Ce mouvement odonyme qui fit alors rêver les ambitieux encore bien vivants d’une postérité cartographique et postale (quoi de plus émoustillant pour un ego trop enflé que de laisser aux générations futures son patronyme en guise d’adresse ou sur une carte Michelin), bafoua cependant plusieurs localisations aux dénominations gagnées elles aussi dans le sang.

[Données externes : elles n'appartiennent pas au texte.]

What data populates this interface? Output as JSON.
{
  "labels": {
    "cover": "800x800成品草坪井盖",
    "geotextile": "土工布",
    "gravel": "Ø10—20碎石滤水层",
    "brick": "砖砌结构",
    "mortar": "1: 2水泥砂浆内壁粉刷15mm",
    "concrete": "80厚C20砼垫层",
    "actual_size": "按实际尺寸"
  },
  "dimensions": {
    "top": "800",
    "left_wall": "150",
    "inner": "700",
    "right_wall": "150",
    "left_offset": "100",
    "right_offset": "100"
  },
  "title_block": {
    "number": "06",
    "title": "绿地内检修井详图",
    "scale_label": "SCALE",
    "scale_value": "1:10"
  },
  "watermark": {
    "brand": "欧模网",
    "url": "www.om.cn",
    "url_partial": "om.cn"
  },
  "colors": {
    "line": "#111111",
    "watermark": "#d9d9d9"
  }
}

Le carrefour des écrasés était de cette trempe là.
Et paf le chien !
Formé par la croisée du boulevard Montmartre, de la rue Montmartre et de celle du Faubourg-Montmartre, le carrefour des écrasés s’était bâti une réputation cruelle pour les piétons, nombreux étant ceux qui avaient laissé la vie ou une partie de leur intégrité physique sur ces pavés très fréquentés par des cochers lancés à pleine allure que la pente du boulevard Montmartre empêchait de s’arrêter… et paf le chien !, comme on ne disait pas encore puisque le fameux Pif Gadget à l’origine de l’exclamation ne devait naître qu’en 1969 (mais ceci est une autre histoire).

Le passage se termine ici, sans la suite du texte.